Cocooning
Es gibt das gesellschaftliche Phänomen des "Cocooning", was sich nicht nur am Kneipensterben ablesen lässt. Ich kann mich noch an eine Zeit als junger Erwachsener erinnern, wo es kein Problem war, sich ins Auto zu setzen, zur nächstgelegen WG zu fahren, klingeln, Leute da, Kaffee trinken, einen schönen Tag verbringen, Spaß in Gesellschaft haben.
Heute klingelt niemand mehr einfach so. Wenn überhaupt, wird sich erst umständlich verabredet und kurz vorher abgesagt.
Liegt es am Alter? An veränderten Bedingungen mit Familie und Eingespannt sein in Arbeit? Oder daran, dass es damals kein WhatsApp und Co. gab und Telefonieren noch richtig Geld gekostet hatte?
Ja, wir haben noch "die kleinen Kneipe" um die Ecke in unserem Stadtteil. Aber da sitzen immer die Gleichen, gut zu kontrollieren, weil sie als multipel Süchtige zum Rauchen draußen sitzen müssen, sobald das Wetter das zulässt. Nicht die Gesellschaft, die ich suche.
Da stellst Du Dir vielleicht selbst ein Bein. Einfach mal über den eigenen Schatten springen und sehen, was sich entwickelt. Ohne Vorurteile auf andere zugehen, auch wenn Raucher und "Trinker" heute gesellschaftlich geächtet sind.
Ich gehe regelmäßig in meine "Stammkneipe", wenn auch nicht täglich. Ich habe nach meiner Trennung wieder damit angefangen, mittlerweile haben sich dadurch neue Freundschaften entwickelt und es bleibt nicht beim Sitzen an der Theke oder Rauchen vor der Tür. Es ergeben sich auch spontane Unternehmungen in Gemeinschaft.
Vielleicht sind wir heute alle so sehr selbstoptimiert, dass uns kein anderer mehr gut genug ist?
Ich bin aber auch nicht mehr bereit, mich etwa der sozialen Kontrolle einer Kirchengemeinde oder Dorfgemeinschaft zu unterwerfen und für's Ehrenamt habe ich einfach keinen Zeit; gelohnt im materiellen oder immateriellen Sinne wird's auch nicht.
Ohne Fleiß kein Preis. Was soll denn der Lohn sein? Wer sich engagiert, kommt auch mit Menschen in Kontakt und findet zu Gesprächen. Vielleicht ist es ein Problem unserer materiellen Gesellschaft, das Gesellschaft keinen materiellen Wert darstellt, weil man kein Geld dafür bekommt?
Einfach mal die Nase runter und raus gehen. Ich unterhalte mich gern.

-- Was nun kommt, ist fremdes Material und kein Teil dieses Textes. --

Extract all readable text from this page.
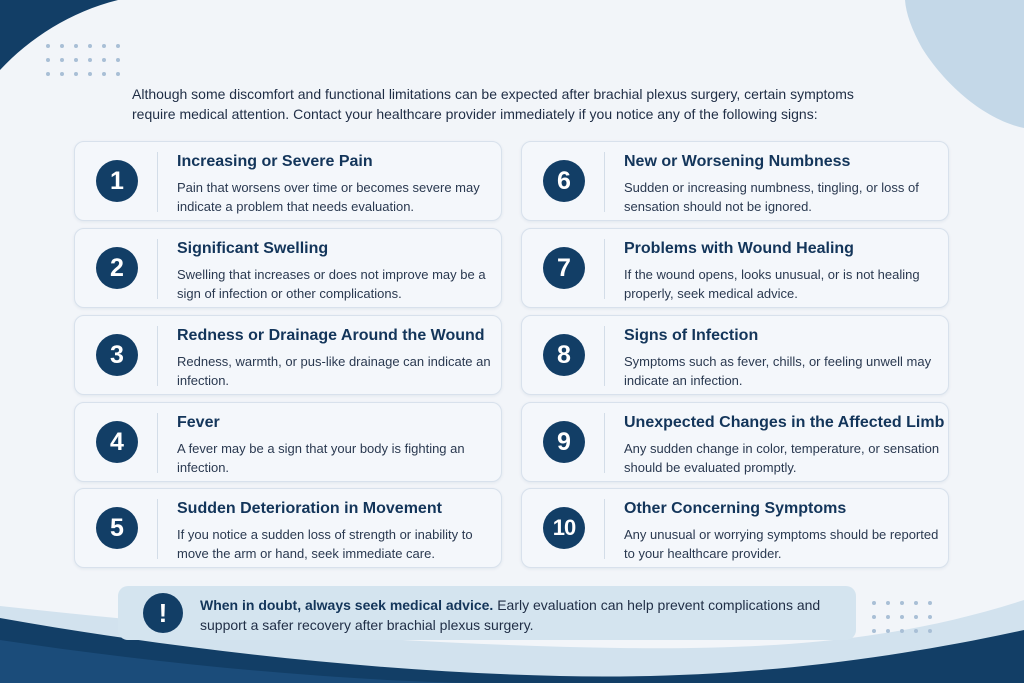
Although some discomfort and functional limitations can be expected after brachial plexus surgery, certain symptoms require medical attention. Contact your healthcare provider immediately if you notice any of the following signs:

1
Increasing or Severe Pain
Pain that worsens over time or becomes severe may indicate a problem that needs evaluation.
2
Significant Swelling
Swelling that increases or does not improve may be a sign of infection or other complications.
3
Redness or Drainage Around the Wound
Redness, warmth, or pus-like drainage can indicate an infection.
4
Fever
A fever may be a sign that your body is fighting an infection.
5
Sudden Deterioration in Movement
If you notice a sudden loss of strength or inability to move the arm or hand, seek immediate care.
6
New or Worsening Numbness
Sudden or increasing numbness, tingling, or loss of sensation should not be ignored.
7
Problems with Wound Healing
If the wound opens, looks unusual, or is not healing properly, seek medical advice.
8
Signs of Infection
Symptoms such as fever, chills, or feeling unwell may indicate an infection.
9
Unexpected Changes in the Affected Limb
Any sudden change in color, temperature, or sensation should be evaluated promptly.
10
Other Concerning Symptoms
Any unusual or worrying symptoms should be reported to your healthcare provider.
!	When in doubt, always seek medical advice. Early evaluation can help prevent complications and support a safer recovery after brachial plexus surgery.
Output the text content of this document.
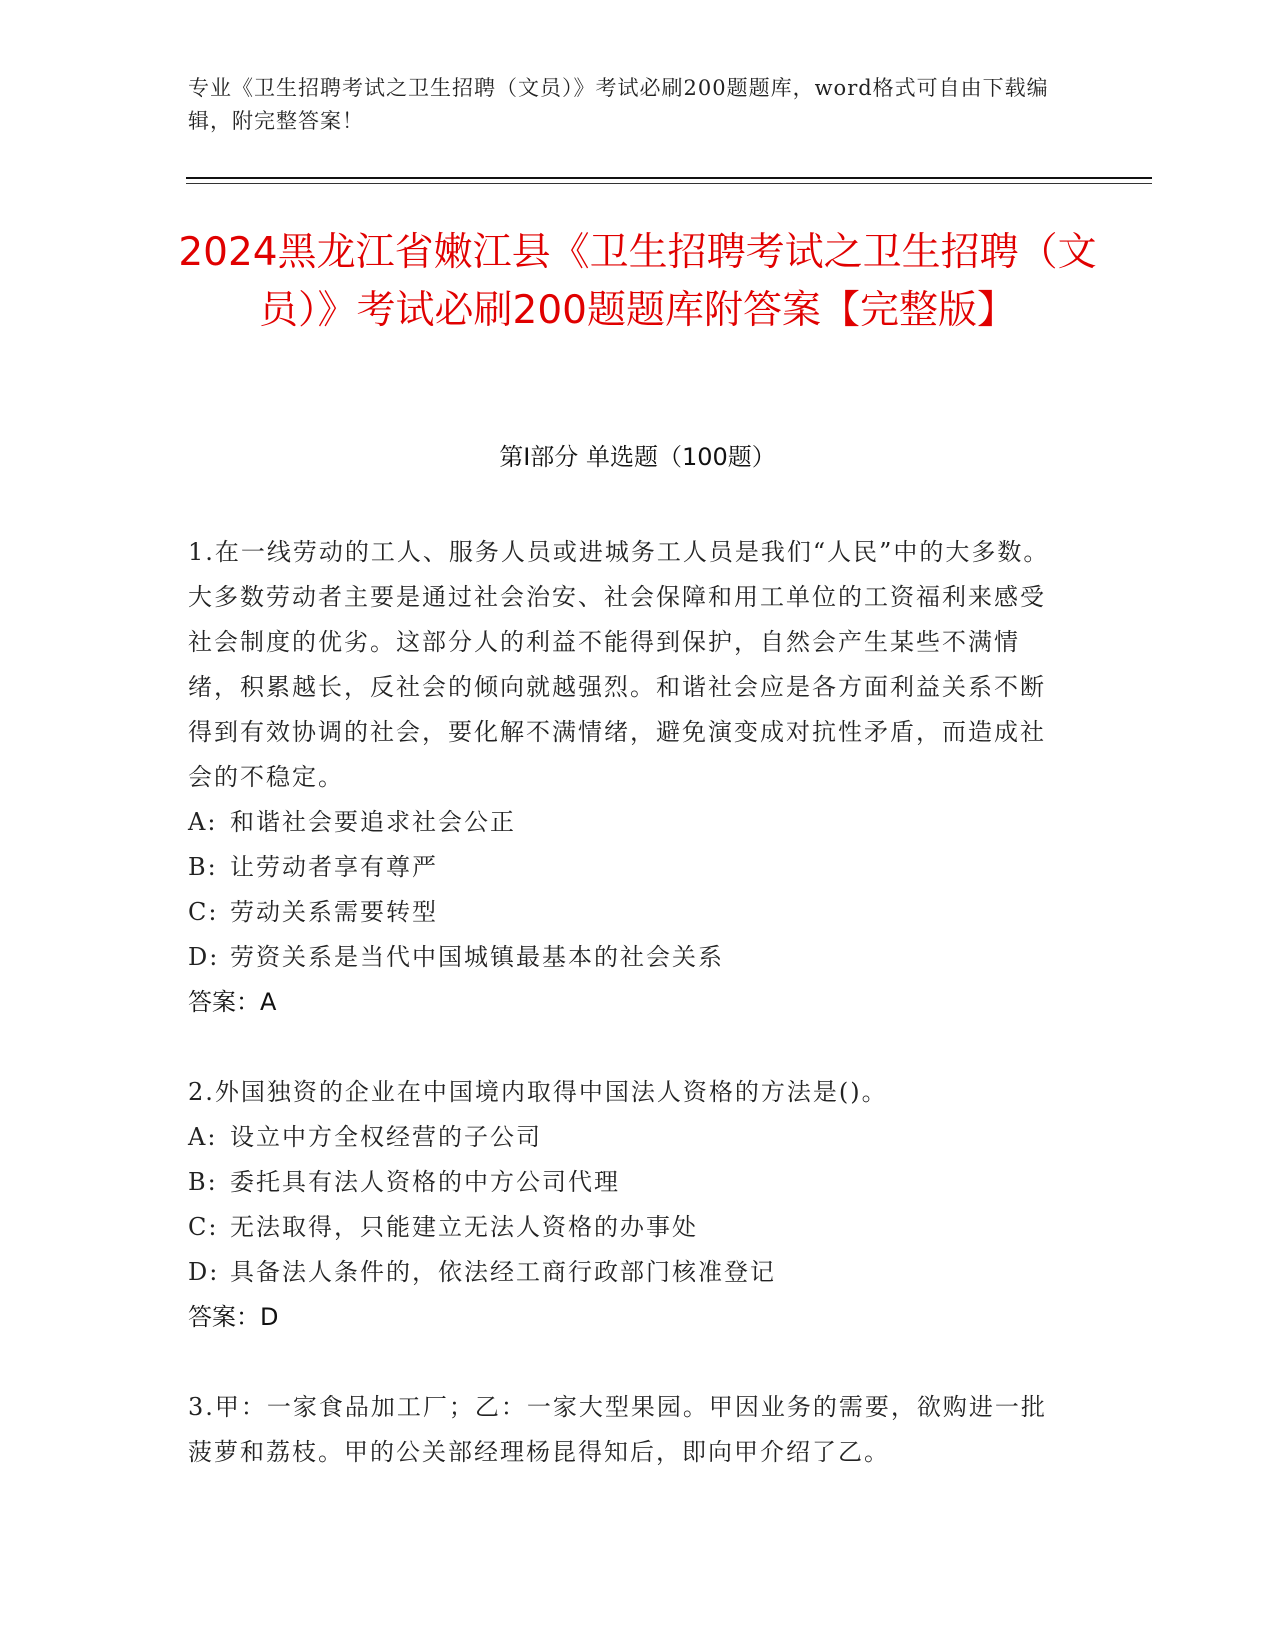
专业《卫生招聘考试之卫生招聘（文员）》考试必刷200题题库，word格式可自由下载编辑，附完整答案！
2024黑龙江省嫩江县《卫生招聘考试之卫生招聘（文员）》考试必刷200题题库附答案【完整版】
第I部分 单选题（100题）

1.在一线劳动的工人、服务人员或进城务工人员是我们“人民”中的大多数。大多数劳动者主要是通过社会治安、社会保障和用工单位的工资福利来感受社会制度的优劣。这部分人的利益不能得到保护，自然会产生某些不满情绪，积累越长，反社会的倾向就越强烈。和谐社会应是各方面利益关系不断得到有效协调的社会，要化解不满情绪，避免演变成对抗性矛盾，而造成社会的不稳定。

A: 和谐社会要追求社会公正

B: 让劳动者享有尊严

C: 劳动关系需要转型

D: 劳资关系是当代中国城镇最基本的社会关系

答案：A

2.外国独资的企业在中国境内取得中国法人资格的方法是()。

A: 设立中方全权经营的子公司

B: 委托具有法人资格的中方公司代理

C: 无法取得，只能建立无法人资格的办事处

D: 具备法人条件的，依法经工商行政部门核准登记

答案：D

3.甲：一家食品加工厂；乙：一家大型果园。甲因业务的需要，欲购进一批菠萝和荔枝。甲的公关部经理杨昆得知后，即向甲介绍了乙。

Ob an der Theke, beim Maifest oder mit anderen Eltern beim Fußballspiel der Kinder. Mir ist es egal, ob da ein Raucher, Trinker, Arbeitsloser, Mutter, Vater, Single, Geschiedener, Akademiker oder Arbeiter vor mir steht.
Mit ein wenig Interesse an Menschen klappt es auch mit dem Nachbarn.